Florida Health Information Storage Changes Taking Effect on July 1, 2023

Foreign Interests in the health care provider environment have generally meant ownership interests of persons from outside of the state in which the healthcare provider operates, rather than foreign countries.  Thus, it would be easy to miss the healthcare provisions in the recent Florida legislative bill that was signed into law on May 8, 2023, entitled Interests of Foreign Countries (CS/SB 264).  

Governor DeSantis signed legislation, effective on July 1, 2023, that changed Section 408.051 of the Florida Statutes to add a new Section 3 that requires that a health care provider that utilizes a certified electronic health record technology to ensure that all patient information, when stored in an offsite physical or virtual environment, including third-party or subcontracted computer facilities or an entity providing cloud computing services, is physically maintained in the continental United States or its territories or Canada.
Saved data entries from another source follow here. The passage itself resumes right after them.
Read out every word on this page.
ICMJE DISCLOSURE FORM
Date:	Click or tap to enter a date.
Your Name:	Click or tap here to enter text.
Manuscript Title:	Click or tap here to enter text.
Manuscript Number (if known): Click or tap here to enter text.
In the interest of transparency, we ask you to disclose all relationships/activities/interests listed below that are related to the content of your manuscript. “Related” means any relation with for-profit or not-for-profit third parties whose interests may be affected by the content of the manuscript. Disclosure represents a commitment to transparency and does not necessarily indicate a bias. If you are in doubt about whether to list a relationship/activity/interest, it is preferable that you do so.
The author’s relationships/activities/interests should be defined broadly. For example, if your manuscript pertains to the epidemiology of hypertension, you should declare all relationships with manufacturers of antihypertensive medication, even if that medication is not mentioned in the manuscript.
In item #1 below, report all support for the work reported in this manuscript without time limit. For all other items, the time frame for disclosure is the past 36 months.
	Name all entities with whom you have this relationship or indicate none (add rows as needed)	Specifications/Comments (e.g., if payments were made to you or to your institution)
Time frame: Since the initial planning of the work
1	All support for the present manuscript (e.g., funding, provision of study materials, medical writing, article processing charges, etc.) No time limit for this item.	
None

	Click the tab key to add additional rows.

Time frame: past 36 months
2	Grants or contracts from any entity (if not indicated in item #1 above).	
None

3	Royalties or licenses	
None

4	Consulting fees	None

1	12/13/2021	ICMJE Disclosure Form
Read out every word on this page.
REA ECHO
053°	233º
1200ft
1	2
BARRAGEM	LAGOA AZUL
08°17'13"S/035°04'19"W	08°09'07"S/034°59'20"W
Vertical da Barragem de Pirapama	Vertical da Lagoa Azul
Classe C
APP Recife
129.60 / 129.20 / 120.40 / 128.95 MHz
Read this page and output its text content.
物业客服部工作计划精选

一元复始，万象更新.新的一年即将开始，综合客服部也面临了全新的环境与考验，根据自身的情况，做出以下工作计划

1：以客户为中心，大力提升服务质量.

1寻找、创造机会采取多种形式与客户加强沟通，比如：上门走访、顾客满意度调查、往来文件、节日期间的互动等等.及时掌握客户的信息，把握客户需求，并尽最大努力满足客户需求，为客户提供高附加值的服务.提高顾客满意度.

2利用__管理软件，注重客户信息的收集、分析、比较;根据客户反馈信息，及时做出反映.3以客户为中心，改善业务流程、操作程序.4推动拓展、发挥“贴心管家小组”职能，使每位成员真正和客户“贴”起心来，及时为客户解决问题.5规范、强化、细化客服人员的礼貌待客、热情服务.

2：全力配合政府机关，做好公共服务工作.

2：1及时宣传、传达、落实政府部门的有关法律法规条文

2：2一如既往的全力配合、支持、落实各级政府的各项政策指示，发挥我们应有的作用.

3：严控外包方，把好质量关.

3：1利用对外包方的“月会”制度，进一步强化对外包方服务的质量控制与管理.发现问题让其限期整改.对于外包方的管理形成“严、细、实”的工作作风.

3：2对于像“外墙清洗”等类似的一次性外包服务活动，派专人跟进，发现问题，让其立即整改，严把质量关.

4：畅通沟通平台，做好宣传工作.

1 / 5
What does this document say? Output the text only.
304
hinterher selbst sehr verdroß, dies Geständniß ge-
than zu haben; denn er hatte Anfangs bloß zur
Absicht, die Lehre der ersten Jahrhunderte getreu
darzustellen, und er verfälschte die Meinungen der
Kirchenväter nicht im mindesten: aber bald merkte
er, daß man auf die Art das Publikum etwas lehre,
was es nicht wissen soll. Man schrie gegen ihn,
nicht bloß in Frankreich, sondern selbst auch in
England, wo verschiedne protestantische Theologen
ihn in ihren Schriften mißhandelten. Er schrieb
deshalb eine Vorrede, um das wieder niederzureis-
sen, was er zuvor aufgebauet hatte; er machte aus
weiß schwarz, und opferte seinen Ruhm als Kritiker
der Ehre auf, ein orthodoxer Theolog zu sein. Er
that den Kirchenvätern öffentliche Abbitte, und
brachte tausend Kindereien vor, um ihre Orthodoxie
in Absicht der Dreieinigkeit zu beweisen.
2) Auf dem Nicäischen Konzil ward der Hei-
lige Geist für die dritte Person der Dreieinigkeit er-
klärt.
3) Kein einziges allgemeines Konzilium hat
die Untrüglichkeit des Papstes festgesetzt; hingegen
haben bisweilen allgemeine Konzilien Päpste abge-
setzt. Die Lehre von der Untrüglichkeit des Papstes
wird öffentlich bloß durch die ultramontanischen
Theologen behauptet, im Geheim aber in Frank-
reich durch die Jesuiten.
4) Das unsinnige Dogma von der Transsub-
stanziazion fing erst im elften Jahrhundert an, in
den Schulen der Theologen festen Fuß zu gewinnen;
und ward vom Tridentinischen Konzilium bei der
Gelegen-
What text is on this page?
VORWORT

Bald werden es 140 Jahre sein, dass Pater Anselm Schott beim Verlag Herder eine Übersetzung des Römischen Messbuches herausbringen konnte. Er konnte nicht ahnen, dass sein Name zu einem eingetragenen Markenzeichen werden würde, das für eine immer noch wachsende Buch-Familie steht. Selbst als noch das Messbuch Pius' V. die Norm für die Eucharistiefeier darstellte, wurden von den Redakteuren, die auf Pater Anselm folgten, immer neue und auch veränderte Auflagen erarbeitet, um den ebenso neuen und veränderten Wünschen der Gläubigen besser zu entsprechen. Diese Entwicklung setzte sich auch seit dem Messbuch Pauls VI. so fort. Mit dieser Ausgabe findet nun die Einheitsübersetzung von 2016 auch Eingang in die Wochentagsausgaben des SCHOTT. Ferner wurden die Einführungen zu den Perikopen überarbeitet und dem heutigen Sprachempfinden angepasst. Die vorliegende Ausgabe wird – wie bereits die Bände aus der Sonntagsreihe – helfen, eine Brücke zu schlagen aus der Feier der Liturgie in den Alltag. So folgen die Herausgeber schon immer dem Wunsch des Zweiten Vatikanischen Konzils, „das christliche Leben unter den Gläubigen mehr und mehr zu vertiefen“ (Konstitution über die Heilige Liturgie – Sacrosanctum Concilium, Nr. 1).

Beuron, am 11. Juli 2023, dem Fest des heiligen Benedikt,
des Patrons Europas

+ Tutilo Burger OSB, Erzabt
Although some states have certain data storage rules tied to Medicaid that restrict storage in foreign countries, Florida’s new law would affect all payors within the State of Florida. 

Additionally, the new legislation adds a very broad definition of “health care provider” to include most health care practitioners licensed by the Department of Health, entities regulated by Florida’s Agency for Health Care Administration (AHCA), pharmacies, continuing care facilities and more. 

As health care entities look to their data storage needs, it will be increasingly important to review both Federal and State guidelines when choosing EHR and data storage needs.